Zero in on Discounts for Lack of Marketability in Family Law

July 28, 2015  |   Blog   |     |   0 Comment

Business appraisal is a mixing bowl of art and science.

I recently attended a financial conference for family law professionals.  One can easily observe expanding complexity in financial matters in family law.  A significant driver is the increased sophistication of experts, lawyers, and triers of fact.  Another driver of course is the increasing complexity of people’s financial affairs when viewed in relation to state statute and emerging case law.

Sophistication has not been lost on Discounts for Lack of Marketability (DLOM)!  As a general concept, appraisal professionals have increasingly identified two broad concepts in DLOM – a lack of liquidity (including the general absence of a ready market), and a transactional cost.  Although DLOM was historically more art than science, we now have tools that directly aid in the quantification of the discount.

The transactional cost is fairly easy.  A detailed study conducted by business school professors over 10 years ago dissected observed “discounts for lack of marketability”.  Their work suggested that the observed levels were due to several other factors, including liquidity, and that the element of the discount ascribable to a legal inability to sell the stock in a public market was roughly 7.23%.[1]   That 7-8% cost is used by appraisal professionals today as a built-in transactional cost.  All other studies that appraisers rely upon tend to quantify the cost of illiquidity.

We often see the Mandelbaum case (Mandelbaum v. Comm. TC Memo 1995-255 (1995)) used as a guide to document a DLOM overall of 30-45%. The topics used by the Court to consider marketability are on the money, but the discount range suggested in the case is both wide and not an absolute limit.  And the Mandelbaum case really only provides a framework to generally assess liquidity issues.  Mandelbaum offers no fine tuning.

But there are ways to quantify the cost of liquidity using methods that are demanded in other appraisal areas, including the IRS related valuations.  One is Chris Mercer’s Quantitative Marketability Discount Model[2] (QMDM) which considers a number of quantitative factors – the cost of capital, growth rates, dividend expectations, and time to the date of liquidity – to mathematically compute the cost of illiquidity.

Another key approach is the protective put.  A put option answers the question “what would I need to pay someone to assure that they will buy a security from me at a specific price and date?”  Once again, there are several mathematical formulas (Black Scholes is but one of them), albeit complex, available to compute the value of a put, each applicable to a specific assumption about the rights of the put holder.  The value of any put is the cost of illiquidity.

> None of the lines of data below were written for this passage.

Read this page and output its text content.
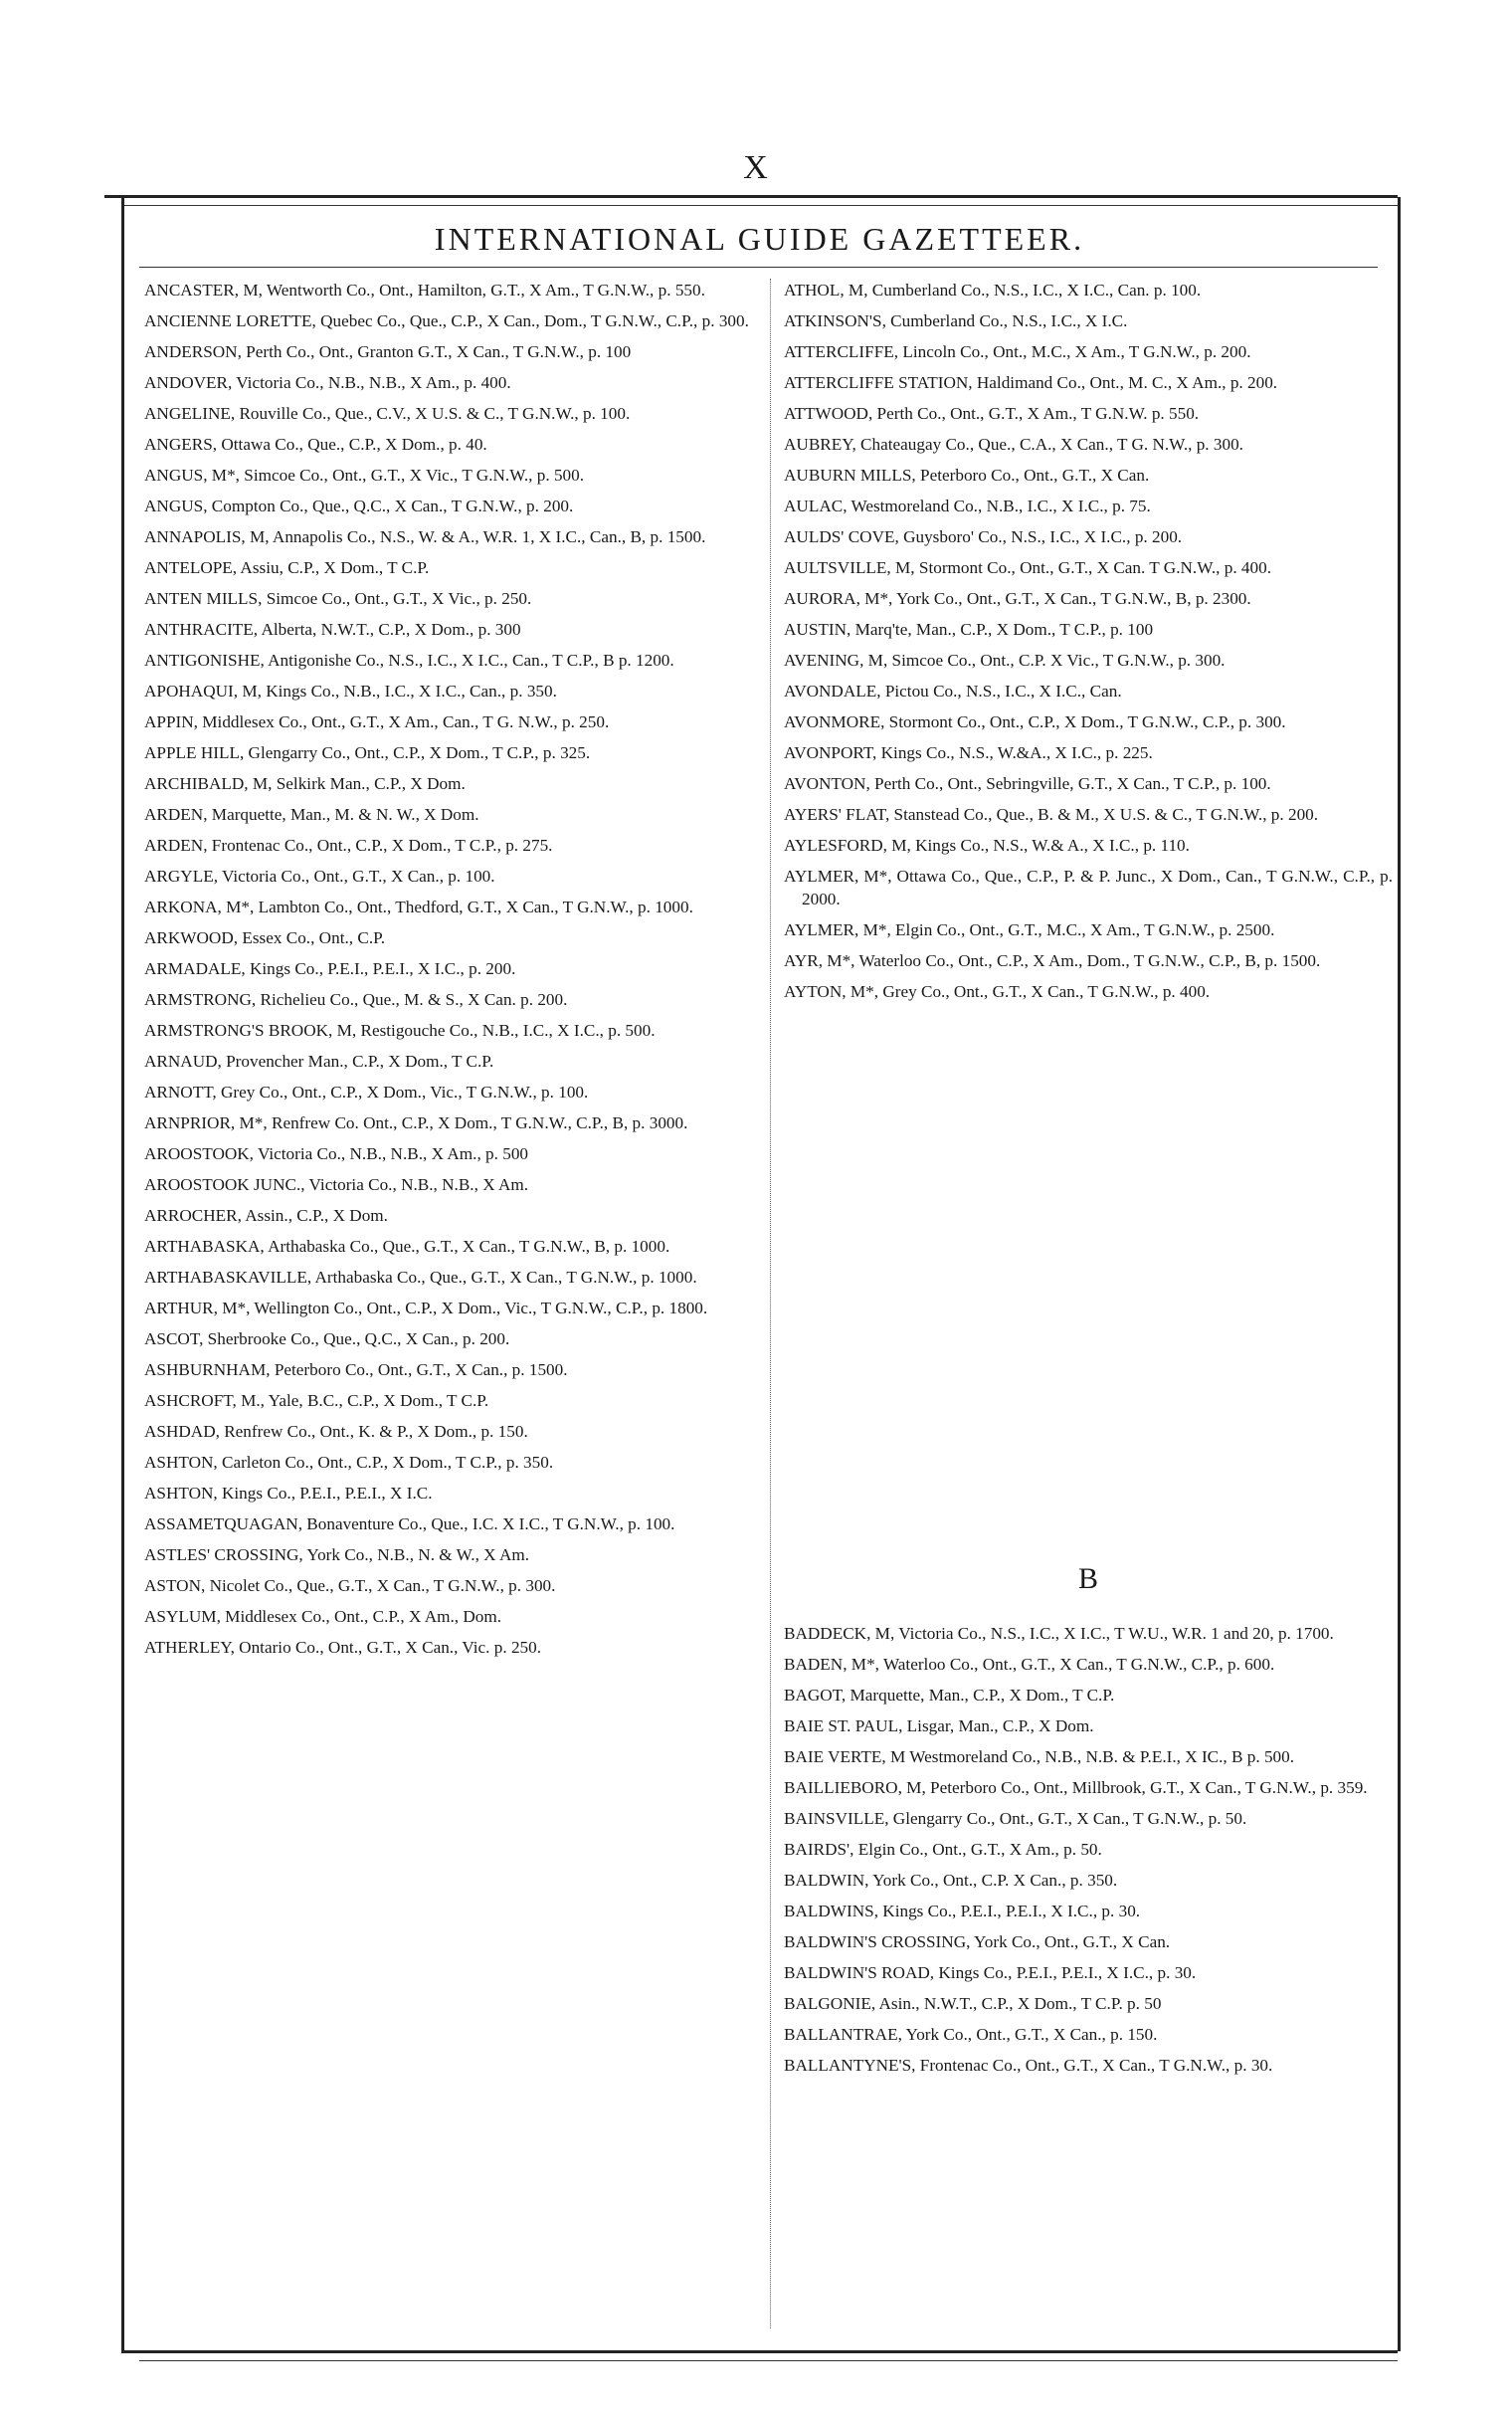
X
INTERNATIONAL GUIDE GAZETTEER.
ANCASTER, M, Wentworth Co., Ont., Hamilton, G.T., X Am., T G.N.W., p. 550.
ANCIENNE LORETTE, Quebec Co., Que., C.P., X Can., Dom., T G.N.W., C.P., p. 300.
ANDERSON, Perth Co., Ont., Granton G.T., X Can., T G.N.W., p. 100
ANDOVER, Victoria Co., N.B., N.B., X Am., p. 400.
ANGELINE, Rouville Co., Que., C.V., X U.S. & C., T G.N.W., p. 100.
ANGERS, Ottawa Co., Que., C.P., X Dom., p. 40.
ANGUS, M*, Simcoe Co., Ont., G.T., X Vic., T G.N.W., p. 500.
ANGUS, Compton Co., Que., Q.C., X Can., T G.N.W., p. 200.
ANNAPOLIS, M, Annapolis Co., N.S., W. & A., W.R. 1, X I.C., Can., B, p. 1500.
ANTELOPE, Assiu, C.P., X Dom., T C.P.
ANTEN MILLS, Simcoe Co., Ont., G.T., X Vic., p. 250.
ANTHRACITE, Alberta, N.W.T., C.P., X Dom., p. 300
ANTIGONISHE, Antigonishe Co., N.S., I.C., X I.C., Can., T C.P., B p. 1200.
APOHAQUI, M, Kings Co., N.B., I.C., X I.C., Can., p. 350.
APPIN, Middlesex Co., Ont., G.T., X Am., Can., T G. N.W., p. 250.
APPLE HILL, Glengarry Co., Ont., C.P., X Dom., T C.P., p. 325.
ARCHIBALD, M, Selkirk Man., C.P., X Dom.
ARDEN, Marquette, Man., M. & N. W., X Dom.
ARDEN, Frontenac Co., Ont., C.P., X Dom., T C.P., p. 275.
ARGYLE, Victoria Co., Ont., G.T., X Can., p. 100.
ARKONA, M*, Lambton Co., Ont., Thedford, G.T., X Can., T G.N.W., p. 1000.
ARKWOOD, Essex Co., Ont., C.P.
ARMADALE, Kings Co., P.E.I., P.E.I., X I.C., p. 200.
ARMSTRONG, Richelieu Co., Que., M. & S., X Can. p. 200.
ARMSTRONG'S BROOK, M, Restigouche Co., N.B., I.C., X I.C., p. 500.
ARNAUD, Provencher Man., C.P., X Dom., T C.P.
ARNOTT, Grey Co., Ont., C.P., X Dom., Vic., T G.N.W., p. 100.
ARNPRIOR, M*, Renfrew Co. Ont., C.P., X Dom., T G.N.W., C.P., B, p. 3000.
AROOSTOOK, Victoria Co., N.B., N.B., X Am., p. 500
AROOSTOOK JUNC., Victoria Co., N.B., N.B., X Am.
ARROCHER, Assin., C.P., X Dom.
ARTHABASKA, Arthabaska Co., Que., G.T., X Can., T G.N.W., B, p. 1000.
ARTHABASKAVILLE, Arthabaska Co., Que., G.T., X Can., T G.N.W., p. 1000.
ARTHUR, M*, Wellington Co., Ont., C.P., X Dom., Vic., T G.N.W., C.P., p. 1800.
ASCOT, Sherbrooke Co., Que., Q.C., X Can., p. 200.
ASHBURNHAM, Peterboro Co., Ont., G.T., X Can., p. 1500.
ASHCROFT, M., Yale, B.C., C.P., X Dom., T C.P.
ASHDAD, Renfrew Co., Ont., K. & P., X Dom., p. 150.
ASHTON, Carleton Co., Ont., C.P., X Dom., T C.P., p. 350.
ASHTON, Kings Co., P.E.I., P.E.I., X I.C.
ASSAMETQUAGAN, Bonaventure Co., Que., I.C. X I.C., T G.N.W., p. 100.
ASTLES' CROSSING, York Co., N.B., N. & W., X Am.
ASTON, Nicolet Co., Que., G.T., X Can., T G.N.W., p. 300.
ASYLUM, Middlesex Co., Ont., C.P., X Am., Dom.
ATHERLEY, Ontario Co., Ont., G.T., X Can., Vic. p. 250.
ATHOL, M, Cumberland Co., N.S., I.C., X I.C., Can. p. 100.
ATKINSON'S, Cumberland Co., N.S., I.C., X I.C.
ATTERCLIFFE, Lincoln Co., Ont., M.C., X Am., T G.N.W., p. 200.
ATTERCLIFFE STATION, Haldimand Co., Ont., M. C., X Am., p. 200.
ATTWOOD, Perth Co., Ont., G.T., X Am., T G.N.W. p. 550.
AUBREY, Chateaugay Co., Que., C.A., X Can., T G. N.W., p. 300.
AUBURN MILLS, Peterboro Co., Ont., G.T., X Can.
AULAC, Westmoreland Co., N.B., I.C., X I.C., p. 75.
AULDS' COVE, Guysboro' Co., N.S., I.C., X I.C., p. 200.
AULTSVILLE, M, Stormont Co., Ont., G.T., X Can. T G.N.W., p. 400.
AURORA, M*, York Co., Ont., G.T., X Can., T G.N.W., B, p. 2300.
AUSTIN, Marq'te, Man., C.P., X Dom., T C.P., p. 100
AVENING, M, Simcoe Co., Ont., C.P. X Vic., T G.N.W., p. 300.
AVONDALE, Pictou Co., N.S., I.C., X I.C., Can.
AVONMORE, Stormont Co., Ont., C.P., X Dom., T G.N.W., C.P., p. 300.
AVONPORT, Kings Co., N.S., W.&A., X I.C., p. 225.
AVONTON, Perth Co., Ont., Sebringville, G.T., X Can., T C.P., p. 100.
AYERS' FLAT, Stanstead Co., Que., B. & M., X U.S. & C., T G.N.W., p. 200.
AYLESFORD, M, Kings Co., N.S., W.& A., X I.C., p. 110.
AYLMER, M*, Ottawa Co., Que., C.P., P. & P. Junc., X Dom., Can., T G.N.W., C.P., p. 2000.
AYLMER, M*, Elgin Co., Ont., G.T., M.C., X Am., T G.N.W., p. 2500.
AYR, M*, Waterloo Co., Ont., C.P., X Am., Dom., T G.N.W., C.P., B, p. 1500.
AYTON, M*, Grey Co., Ont., G.T., X Can., T G.N.W., p. 400.
B
BADDECK, M, Victoria Co., N.S., I.C., X I.C., T W.U., W.R. 1 and 20, p. 1700.
BADEN, M*, Waterloo Co., Ont., G.T., X Can., T G.N.W., C.P., p. 600.
BAGOT, Marquette, Man., C.P., X Dom., T C.P.
BAIE ST. PAUL, Lisgar, Man., C.P., X Dom.
BAIE VERTE, M Westmoreland Co., N.B., N.B. & P.E.I., X IC., B p. 500.
BAILLIEBORO, M, Peterboro Co., Ont., Millbrook, G.T., X Can., T G.N.W., p. 359.
BAINSVILLE, Glengarry Co., Ont., G.T., X Can., T G.N.W., p. 50.
BAIRDS', Elgin Co., Ont., G.T., X Am., p. 50.
BALDWIN, York Co., Ont., C.P. X Can., p. 350.
BALDWINS, Kings Co., P.E.I., P.E.I., X I.C., p. 30.
BALDWIN'S CROSSING, York Co., Ont., G.T., X Can.
BALDWIN'S ROAD, Kings Co., P.E.I., P.E.I., X I.C., p. 30.
BALGONIE, Asin., N.W.T., C.P., X Dom., T C.P. p. 50
BALLANTRAE, York Co., Ont., G.T., X Can., p. 150.
BALLANTYNE'S, Frontenac Co., Ont., G.T., X Can., T G.N.W., p. 30.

Both QMDM and the protective put calculations require some inputs subject to judgment, including the estimated time required to market a security.  But the qualitative variables can be described, discussed, and vetted.  And although there are differences in results for each quantitative method, the relationships between the results of each formula tend to be predictive.

Keep in mind that these results measure the cost of illiquidity.  To determine the total DLOM, you need to add the 7-8% transactional cost.

DLOM, where applicable, can now be largely quantified, eliminating the mystifying, undocumented, and unexplainable DLOM percentages of the past that can materially misstate value in equitable distribution.

 

[1] Bajaj, Denis, Farris and Sarin, “Firm Value and Marketability Discounts,” (February 26, 2001). Available at SSRN: http://ssrn.com/abstract=262198 or DOI: 10.2139/ssrn.262198.

[2] Developed by Chris Mercer; available from www.MercerCapital.com.